Visual Arts

Visual Arts


Georgia O'Keeffe's painting Black Iris, Michelangelo's sculpture David, and Robert Mapplethorpe's photograph Fish all express the diversity of the visual arts. Today, visual arts include not only the traditional fields of painting, drawing, and sculpture, but also illustration, photography, filmmaking, computer animation, needlework, as well as many other art fields. Works of art are wonderful to look at, and they enhance our lives and help us understand ourselves and our societies. They inspire us, comfort us, touch us. They reflect our imagination and excite our vision.

Many of the visual arts have their origins in prehistoric times, and we know by looking at artifacts that the visual arts have been important in virtually every human society. World cultures offer an abundance of styles and media in the visual arts.

The earliest examples of Western painting are found not on the walls of elegant museums but on the walls of caves in southern Europe. Famous ancient cave art is found at Lascaux in southwestern France and Altamira in northern Spain. It is believed that some 20,000 years ago, humans painted pictures of animals, such as bison, horses, and deer, on cave walls as part of magic rituals to benefit their hunting trips. Scientists have determined that their paint was made of various minerals mixed with animal fat, egg whites, plant juices, fish glue, or blood, and the first paintbrushes were made of twigs and reeds. Prehistoric sculpture is represented by small animal figures and fertility statuettes, such as the Venus of Willendorf. These are found from Eastern Europe to Siberia but mainly in Austria, the Czech Republic, and Hungary.

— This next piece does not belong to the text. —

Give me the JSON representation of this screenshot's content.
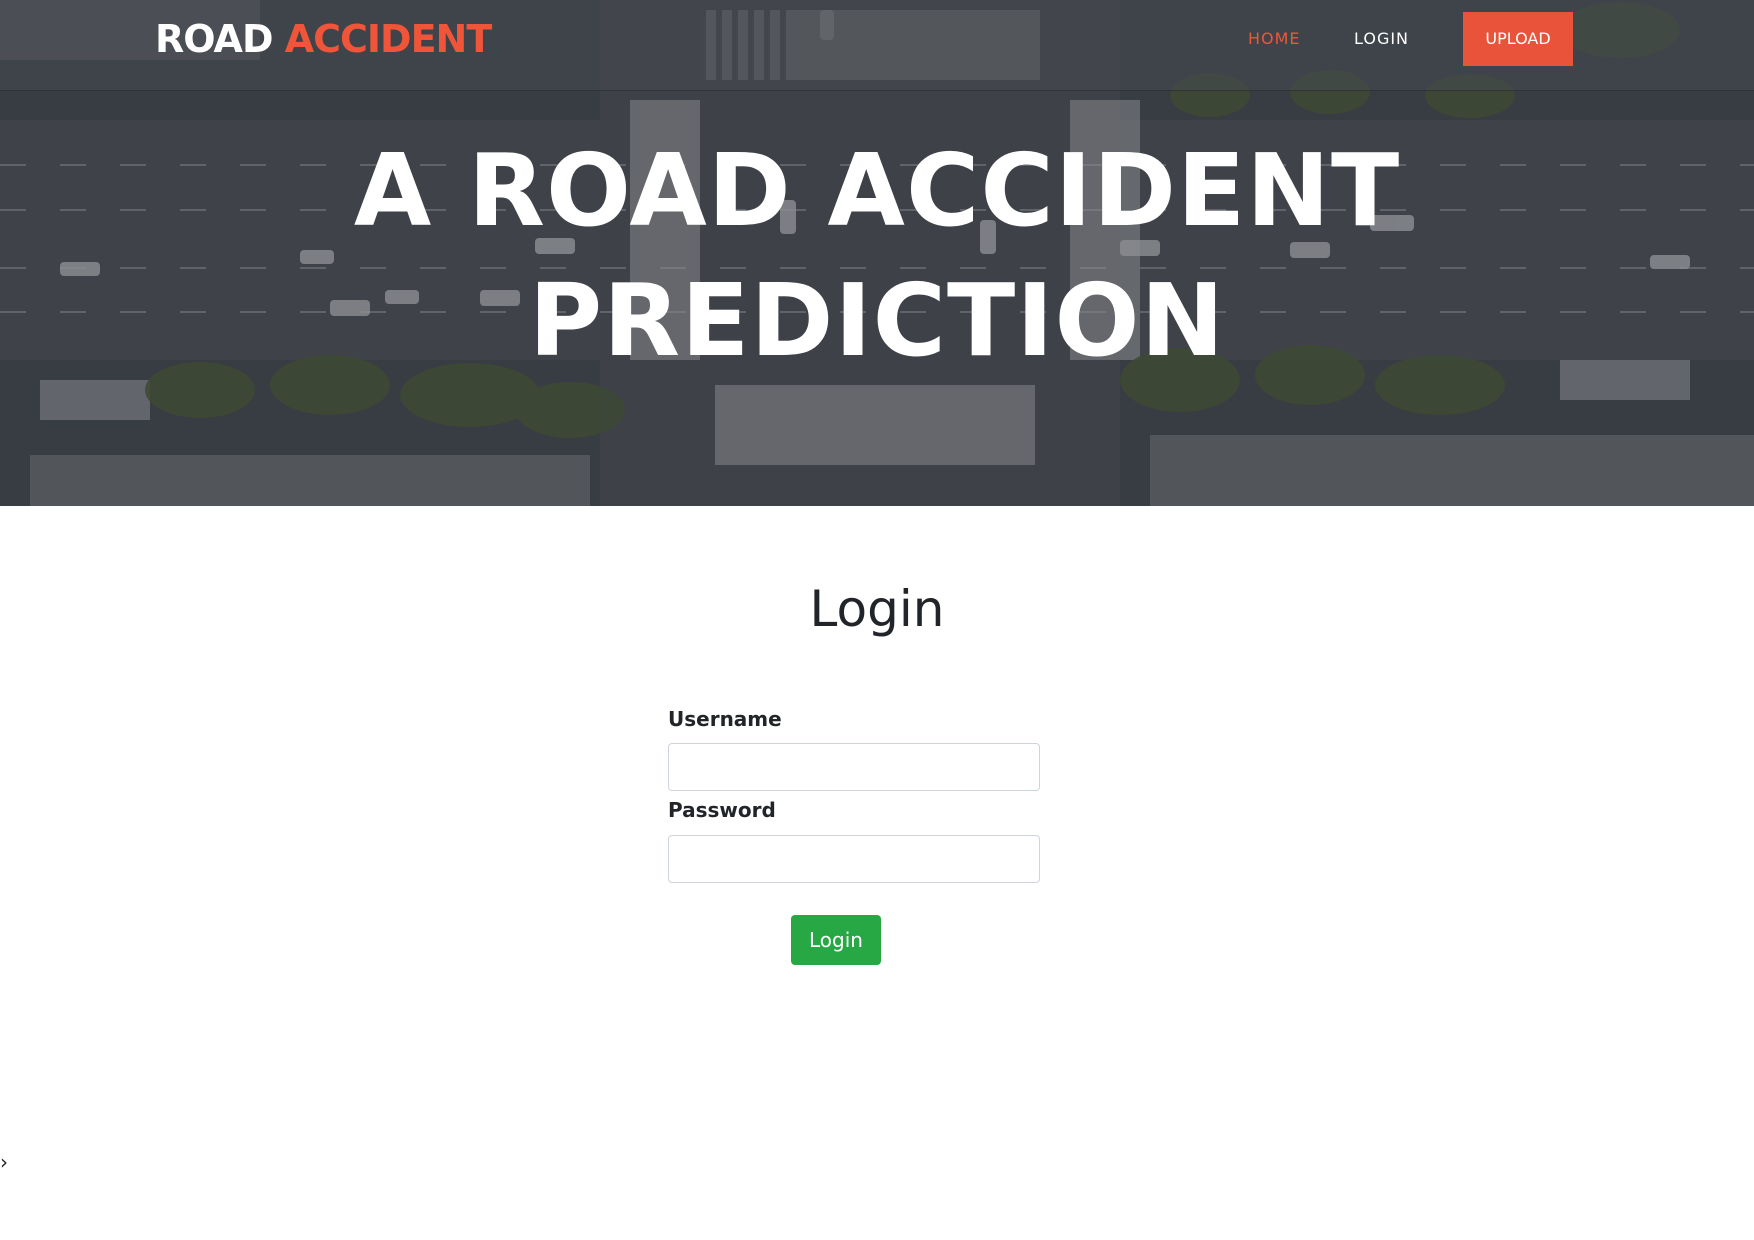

Egyptians around 3000 B.C. used visual art to honor their pharaohs. They painted the walls of their tombs with mythological figures and depictions of everyday activities, such as hunting, fishing, and banquets. Minoans (ancestors of the Greeks) of the 1500s B.C. left paintings on the walls of palaces in Crete and on pottery. The Romans adopted many Greek artistic techniques, decorating their floors with mosaics and creating wall frescoes that portrayed rituals, myths, landscapes, and scenes of daily life.

In the thousands of years since the ancient Romans and Greeks, some aspects of the visual arts have remained constant while others have changed. In wealthy societies certain classes of people are able to pay professional artists, as Sumerian priests and Renaissance princes did, and as art collectors and corporations do today.

The physical resources of a society have always affected the medium in which an artist works. In Mesopotamia, Sumerian architects built with brick because stone was not available. Nomadic Asian herders wove wool from their flocks into rugs. Medieval European painters worked on wood panels, plaster walls, and stained-glass windows, and calligraphers drew letters on parchment in an era before paper was known in the West. Because of mass production and world trade, modern artists have an enormous range of materials from which to choose. Today, anything goes—artists create works not only with paint and paper but with metals, glass, fabric, and even household appliances.

Local tradition also affects art styles. Pottery design in one area and period may be geometric; in another, naturalistic. Because of Indian traditions, artists depicted the Buddha with tightly curled hair. Western tradition decreed that the Madonna be shown with a blue robe. Eastern artists seem to have disregarded scientific perspective, which was a major concern of painters in the European Renaissance. In ancient Egyptian culture, which was dominated by the state and religion, painting, sculpture, and architecture glorified the pharaoh and life after death. In pious medieval Europe, most visual arts had Christian themes. In 20th-century totalitarian countries, art served the state. In most Western countries, artists have great freedom to choose the subjects that they desire to explore and express. In the 21st century, the Internet, mass media, and social media have contributed to greater interconnectivity among people around the world. Today's artists have more information than ever before about social and political issues in other countries, and they can also quickly and easily share their work and ideas, and create dialogues, with a global audience.

Art movements, or schools of thought, are numerous: impressionism, postimpressionism, expressionism, surrealism, cubism, Dadaism, fauvism, futurism, abstract expressionism, and minimalism, to name a few. These movements change with time and space, but visual art continues to be a power that confronts us, challenges us, and allows us to comment on life in expressive ways.